Der Kanal-Mix ist für sich betrachtet weniger ein Alleinstellungsmerkmal der Kampagne. Er umfasst eher die etablierten Plattformen der Social-Media-Welt. Vielmehr geht es darum, dass über die verschiedenen Kanäle hinweg zusätzliche Geschichten rund um die Welt von Panem und die Protagonisten des Films erzählt werden. Die Inhalte werden allerdings nicht auf allen Kanälen eins zu eins ausgespielt, sondern folgen – zumindest überwiegend – den individuellen Stärken der einzelnen Plattformen mit ihren typischen Medien. Dieser Ansatz wird auch als Transmedia Storytelling bezeichnet. Passend zum Genre des Films verwischen die Kampagnenmacher bewusst die Grenzen zwischen der Fan-Realität und der Film-Fiktion. Die zusätzlichen Geschichten schaffen eine neue Erfahrungswelt, die das Königreich Panem für die Fans haptischer, visueller und insgesamt erlebbarer macht. Fans können so tief in diese Erlebniswelt eintauchen.
Darüber sollte die Kampagne bewusst das Engagement der Fans steigern und nutzergenerierte Inhalte triggern (siehe hierzu auch den Beitrag „Brand Engagement“ sowie zu „Praktiken zur Nutzeraktivierung“). Als Vehikel setzten die Verantwortlichen vor allem Contests ein, in deren Rahmen Fans etwa unter dem Hashtag #capitolstyle eigene Bilder im Stil des Films posten konnten. Diese Beiträge wurden in einem Wettbewerb prämiert. Über alle digitalen Kanäle hinweg gab es einen starken Mitmachcharakter. Die erstellten Inhalte waren Teil der Kampagne. Die Fans wurden aktiv in die Schaffung der fiktiven Welt mit einbezogen, die wiederum eine identitätsstiftende Wirkung auf die Fans hatte. Insgesamt ist hier ein starkes Umdenken spürbar, was die klassische Vermarktung eines Films als Produkt angeht hin zu der Vermarktung eines Films als Erlebnis, ganz im Sinne einer Customer oder Fan Experience.

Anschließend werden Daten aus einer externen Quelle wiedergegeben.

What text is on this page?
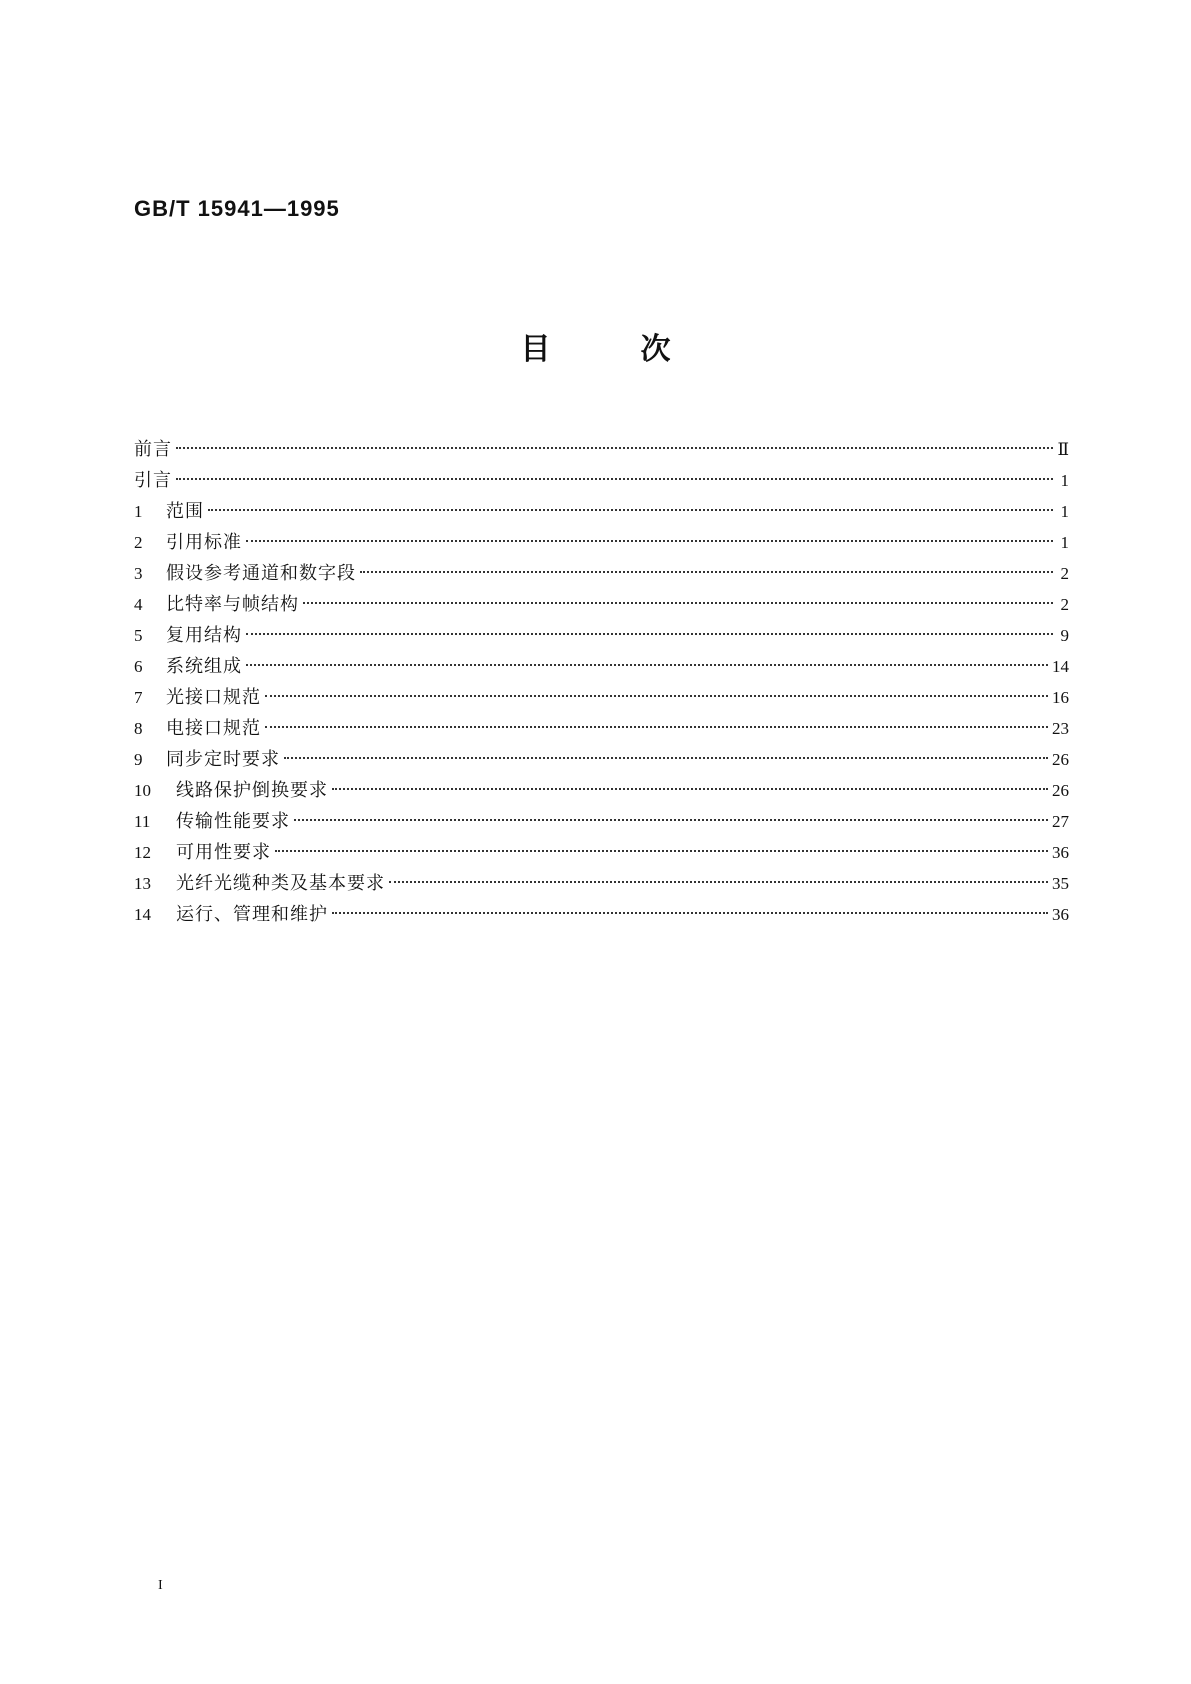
GB/T 15941—1995
目	次
前言	Ⅱ
引言	1
1	范围	1
2	引用标准	1
3	假设参考通道和数字段	2
4	比特率与帧结构	2
5	复用结构	9
6	系统组成	14
7	光接口规范	16
8	电接口规范	23
9	同步定时要求	26
10	线路保护倒换要求	26
11	传输性能要求	27
12	可用性要求	36
13	光纤光缆种类及基本要求	35
14	运行、管理和维护	36
I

Zur Vermarktung des Films nutzten die Macher der Kampagne eine Strategie, die auch als „Catch Narrow – Target Wide“ bezeichnet wird. Hier kommt der Gedanke des Community Managements zum Tragen. Der Titel spielt darauf an, dass die Zielgruppe der Kampagne eng gesteckt war (catch narrow) und dennoch eine breite Masse erreichen sollte (target wide). Primär wurden hier passionierte weibliche Fans im Alter von 14 bis 24 Jahren angesprochen. Hierbei handelt es sich um eine eng verwobene Fanbase. Diese Fan-Community sollte durch die Kampagne für den Film begeistert und zum Besuch eines Kinos animiert werden. Natürlich gehen sie dann nicht allein ins Kino. Vielmehr fungieren die Kernfans als Botschafter und Multiplikatoren und nehmen Freunde und die Familie mit.
Der Vorteil dieses Vorgehens liegt auf der Hand. Die Kampagne war durch diese eng definierte Zielgruppe leichter zu optimieren. Zudem sind bestehende Fans jung, technikaffin und stark auf Social Media aktiv. Ihre Teilnahme an Contests und Aktionen war damit weitgehend garantiert, während dies bei älteren Zielgruppen keinesfalls sicher gewesen wäre. Im Kern war der Ansatz also ein Community-basierter. Ein weiterer Vorteil durch die Nutzung von Social Media im Marketing der Filmreihe: Durch die Wiederverwendung der Social-Media-Kanäle über mehrere Episoden des Films rechnen sich die Kosten für Investitionen zum Aufbau umso mehr. Ist die Beziehung zu den Fans erst einmal hergestellt, d.h. ein Like oder ein Follower gewonnen, lassen sich diese leicht erneut ansprechen. Diesen Effekt konnten wir bei den Fortsetzungen der Hunger-Games-Filmreihe bereits beobachten.